Understanding dynamic pattern and process across spatial scales in river systems using simultaneous deployments of in situ sensors
Monday, 15 December 2014: 5:45 PM
Biogeochemical conditions throughout aquatic landscapes are spatially varied and temporally dynamic due to interactions of upstream land use, climate, hydrologic responses, and internal aquatic processes. One of the key goals in aquatic ecosystem ecology is to parse the upstream influences of terrestrial and aquatic processes on local conditions, which becomes progressively more difficult as watershed size increases and as processes are altered by diverse human activities. Simultaneous deployments of high frequency, in situ aquatic sensors for multiple constituents (e.g. NO3-N, CDOM, turbidity, conductivity, D.O., water temperature, along with flow) offer a new approach for understanding patterns along the aquatic continuum. For this talk, we explore strategies for deployments within single watersheds to improve understanding of terrestrial and aquatic processes. We address applications regarding mobilization of non-point nutrient sources across temporal scales, interactions with land use and watershed size, and the importance of aquatic processes.
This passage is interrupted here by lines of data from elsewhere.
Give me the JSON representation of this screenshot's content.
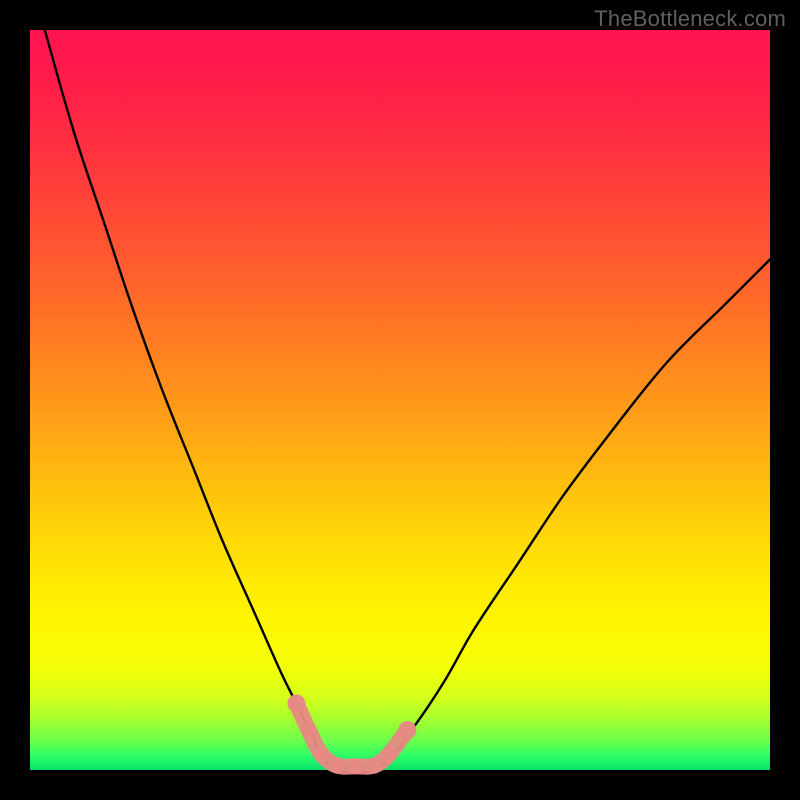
{
  "watermark": "TheBottleneck.com",
  "colors": {
    "background": "#000000",
    "curve": "#000000",
    "marker": "#e78a84",
    "gradient_top": "#ff1450",
    "gradient_bottom": "#08e26a"
  },
  "chart_data": {
    "type": "line",
    "title": "",
    "xlabel": "",
    "ylabel": "",
    "xlim": [
      0,
      100
    ],
    "ylim": [
      0,
      100
    ],
    "grid": false,
    "series": [
      {
        "name": "left-curve",
        "x": [
          2,
          6,
          10,
          14,
          18,
          22,
          26,
          30,
          34,
          36,
          38,
          40
        ],
        "y": [
          100,
          86,
          74,
          62,
          51,
          41,
          31,
          22,
          13,
          9,
          5,
          1
        ]
      },
      {
        "name": "right-curve",
        "x": [
          48,
          52,
          56,
          60,
          66,
          72,
          78,
          86,
          94,
          100
        ],
        "y": [
          1,
          6,
          12,
          19,
          28,
          37,
          45,
          55,
          63,
          69
        ]
      },
      {
        "name": "floor",
        "x": [
          40,
          44,
          48
        ],
        "y": [
          0.5,
          0.5,
          0.5
        ]
      }
    ],
    "markers": {
      "name": "highlighted-points",
      "color": "#e78a84",
      "points": [
        {
          "x": 36,
          "y": 9
        },
        {
          "x": 37.7,
          "y": 5.3
        },
        {
          "x": 39.4,
          "y": 2.1
        },
        {
          "x": 41.5,
          "y": 0.6
        },
        {
          "x": 44,
          "y": 0.5
        },
        {
          "x": 46.5,
          "y": 0.6
        },
        {
          "x": 48.5,
          "y": 2.1
        },
        {
          "x": 51,
          "y": 5.4
        }
      ]
    }
  }
}
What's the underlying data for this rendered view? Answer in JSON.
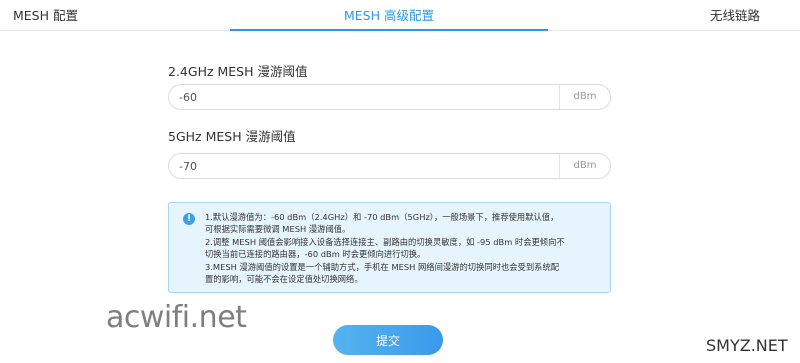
{
  "tabs": [
    {
      "label": "MESH 配置",
      "active": false
    },
    {
      "label": "MESH 高级配置",
      "active": true
    },
    {
      "label": "无线链路",
      "active": false
    }
  ],
  "fields": [
    {
      "label": "2.4GHz MESH 漫游阈值",
      "value": "-60",
      "unit": "dBm"
    },
    {
      "label": "5GHz MESH 漫游阈值",
      "value": "-70",
      "unit": "dBm"
    }
  ],
  "notice": {
    "icon": "info-icon",
    "lines": [
      "1.默认漫游值为：-60 dBm（2.4GHz）和 -70 dBm（5GHz），一般场景下，推荐使用默认值，",
      "可根据实际需要微调 MESH 漫游阈值。",
      "2.调整 MESH 阈值会影响接入设备选择连接主、副路由的切换灵敏度，如 -95 dBm 时会更倾向不",
      "切换当前已连接的路由器，-60 dBm 时会更倾向进行切换。",
      "3.MESH 漫游阈值的设置是一个辅助方式，手机在 MESH 网络间漫游的切换同时也会受到系统配",
      "置的影响，可能不会在设定值处切换网络。"
    ]
  },
  "submit_label": "提交",
  "watermarks": {
    "left": "acwifi.net",
    "right": "SMYZ.NET"
  },
  "colors": {
    "accent": "#2b9ae8",
    "notice_bg": "#e6f4fd",
    "notice_border": "#a9d6f5"
  }
}
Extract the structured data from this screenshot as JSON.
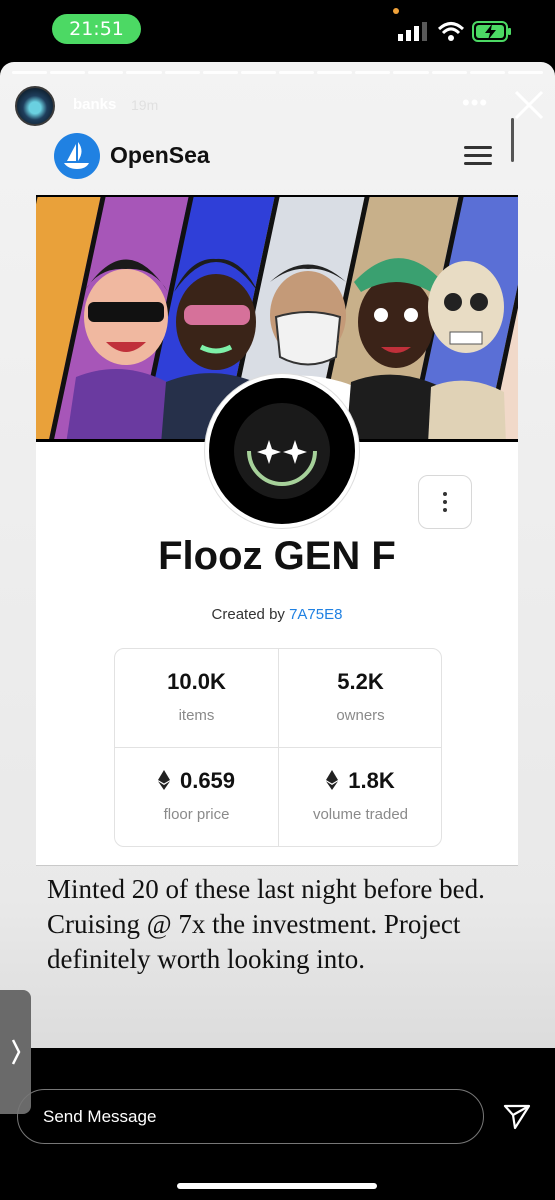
{
  "status_bar": {
    "time": "21:51"
  },
  "story": {
    "username": "banks",
    "time_ago": "19m",
    "progress_segments": 14
  },
  "opensea": {
    "brand": "OpenSea"
  },
  "collection": {
    "name": "Flooz GEN F",
    "created_by_prefix": "Created by ",
    "creator": "7A75E8",
    "stats": [
      {
        "value": "10.0K",
        "label": "items",
        "eth": false
      },
      {
        "value": "5.2K",
        "label": "owners",
        "eth": false
      },
      {
        "value": "0.659",
        "label": "floor price",
        "eth": true
      },
      {
        "value": "1.8K",
        "label": "volume traded",
        "eth": true
      }
    ]
  },
  "caption": "Minted 20 of these last night before bed. Cruising @ 7x the investment. Project definitely worth looking into.",
  "message_bar": {
    "placeholder": "Send Message"
  },
  "colors": {
    "opensea_blue": "#2081e2",
    "status_green": "#4cd964"
  }
}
We also explore ways in which simultaneous sensor deployments can be designed to improve parameterization and testing of river network biogeochemical models. We will provide several specific examples using conductivity, nitrate and carbon from ongoing sensor deployments in New England, USA. We expect that improved deployments of sensors and sensor networks will benefit the management of critical freshwater resources.